Depuis septembre 2017 le mouvement s »attache à intégrer un mode de fonctionnement plus démocratique. Le 2 décembre une charte des principes a été adoptée. Aujourd’hui Génération-s, c’ est 850 comités locaux et la perspective d’atteindre les 60000 adhérents pour Grenoble le 30 juin, avec la présence de 1000 congressistes issus des comités locaux. Génération-s appelle à voter et décider sur tout: la charte, le fonctionnement dans chaque comité, la co-construction, l’organisation, les idées. De ces aller-et retour découle l’orientation du mouvement, et c’est la convention de Grenoble prévue le 30 juin 2017 qui confirmera sa véritable orientation.
C’est donc un fonctionnement qui se différencie de celui des mouvements verticaux dans lesquels une tête dotée de pensée et de savoir impose à des strates inférieures les projets qu’il faudra mettre en oeuvre. L’ important étant de ne pas y simuler l’horizontalité, ni de noyer les militants de principes abstraits. Toujours selon ces principes, il n’existe pas de vote préférentiel. Jusqu’à présent, selon les critères d’adhésion, la double appartenance a toujours été possible, les membres sont toutefois appelés à trancher en ce moment sur ce point. Et, au 1er juillet, c’est sur la décision des 60000 membres que sera décidée leur adhésion définitive , une adhésion qui, aujourd’hui, se fait par internet, via le site.
Comme les porte-parole le soulignent, l’organisation diffère totalement de celle du LREM , l’autre parti qui procède aux adhésions par le net. Si même au LREM le credo est celui d’une prise en compte des avis des adhérents, il semble bien pourtant que les décisions sont prises à l’Elysée, au mieux dans des comités locaux. A Génération-s, au contraire ce sont les comités locaux qui détiennent les vraies prérogatives, et chaque comité local est indépendant. L’ ensemble de l’organisation est donc décidée par tous, et non par un seul. Et, comme le souligna la porte-parole Aurore Lalucq, » Il s’agit de ne pas improviser, la démocratie prend du temps ».
Depuis septembre le mouvement poursuit un but: l’unité. Et grand mouvement prévu pour le 26 mai devrait être celui des convergences face à des mesures de régression. En pratiquant une politique d’ouverture, – tout parti et mouvement de gauche est aussi invité au congrès du 30 juin-, Génération-s nourrit l’ambition de restaurer une unité de la Gauche, un impératif pour lutter contre le morcellement, une priorité pour préparer les élections européennes avec le mode de scrutin proportionnel. Mouvement lui-même écologique, Génération-s a des bases proches de celles de EELV. L’ unité de la gauche est ainsi appelée par les militants eux-mêmes, elle ne se limite pas aux seuls EELV, mais s’inscrit dans une perspective fédératrice au niveau national et européen. En somme » un projet commun de la Suède à la Grèce, transnational, dès lors que le strictement national n’a pas de sens au niveau européen » , qui figurait dans l’Appel de Naples du 10 mars 2018.

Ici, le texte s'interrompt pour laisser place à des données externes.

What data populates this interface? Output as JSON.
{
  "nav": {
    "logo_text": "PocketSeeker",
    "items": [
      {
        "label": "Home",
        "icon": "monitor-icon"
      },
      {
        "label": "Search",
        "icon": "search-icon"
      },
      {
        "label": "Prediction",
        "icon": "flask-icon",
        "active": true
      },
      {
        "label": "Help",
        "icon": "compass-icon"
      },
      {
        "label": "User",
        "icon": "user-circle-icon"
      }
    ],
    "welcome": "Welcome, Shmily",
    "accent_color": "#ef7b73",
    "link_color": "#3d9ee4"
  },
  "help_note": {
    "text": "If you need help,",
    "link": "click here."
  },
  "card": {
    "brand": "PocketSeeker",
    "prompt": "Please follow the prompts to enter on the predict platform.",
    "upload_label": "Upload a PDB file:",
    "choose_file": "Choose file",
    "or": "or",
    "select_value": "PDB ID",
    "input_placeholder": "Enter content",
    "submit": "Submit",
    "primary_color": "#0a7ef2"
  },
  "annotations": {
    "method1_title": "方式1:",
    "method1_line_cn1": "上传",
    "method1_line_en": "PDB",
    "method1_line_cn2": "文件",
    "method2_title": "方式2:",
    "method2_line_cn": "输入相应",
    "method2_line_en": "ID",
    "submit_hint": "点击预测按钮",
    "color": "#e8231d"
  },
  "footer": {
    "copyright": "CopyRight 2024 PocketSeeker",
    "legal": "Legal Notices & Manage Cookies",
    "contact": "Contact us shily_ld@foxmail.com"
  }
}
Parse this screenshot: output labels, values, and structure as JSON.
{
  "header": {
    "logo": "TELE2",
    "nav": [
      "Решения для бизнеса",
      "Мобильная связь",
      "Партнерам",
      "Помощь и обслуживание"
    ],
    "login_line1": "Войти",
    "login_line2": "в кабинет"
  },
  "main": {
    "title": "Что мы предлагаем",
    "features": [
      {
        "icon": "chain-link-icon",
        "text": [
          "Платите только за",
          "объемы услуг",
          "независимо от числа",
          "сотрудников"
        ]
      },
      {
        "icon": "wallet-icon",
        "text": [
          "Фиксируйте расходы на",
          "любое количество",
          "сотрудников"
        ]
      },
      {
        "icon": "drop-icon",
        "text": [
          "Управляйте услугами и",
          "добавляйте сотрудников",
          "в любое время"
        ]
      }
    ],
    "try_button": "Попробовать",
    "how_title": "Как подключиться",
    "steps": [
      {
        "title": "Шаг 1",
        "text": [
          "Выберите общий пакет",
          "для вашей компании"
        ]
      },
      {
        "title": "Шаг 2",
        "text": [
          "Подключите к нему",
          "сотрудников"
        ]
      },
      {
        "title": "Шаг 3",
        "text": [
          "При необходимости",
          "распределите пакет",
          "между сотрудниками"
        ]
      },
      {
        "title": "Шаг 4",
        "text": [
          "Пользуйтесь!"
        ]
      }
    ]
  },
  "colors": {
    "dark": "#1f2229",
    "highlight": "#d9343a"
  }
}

C’est cette dimension progressiste européenne qui constitue le point de divergence entre Génération-s et La France Insoumise. Alors que ces deux mouvements convergent dans leur analyse sur l’échec de la politique libérale, ils s’opposent frontalement par leur position européenne. Alors que La France Insoumise envisage une sortie de l’Europe, Génération-s ne « croit pas qu’ils peuvent mobiliser derrière une sortie de l’Europe, ni ne pose la condition d’un changement des traités » martèlent Aurore Lalucq et Ali Abeh .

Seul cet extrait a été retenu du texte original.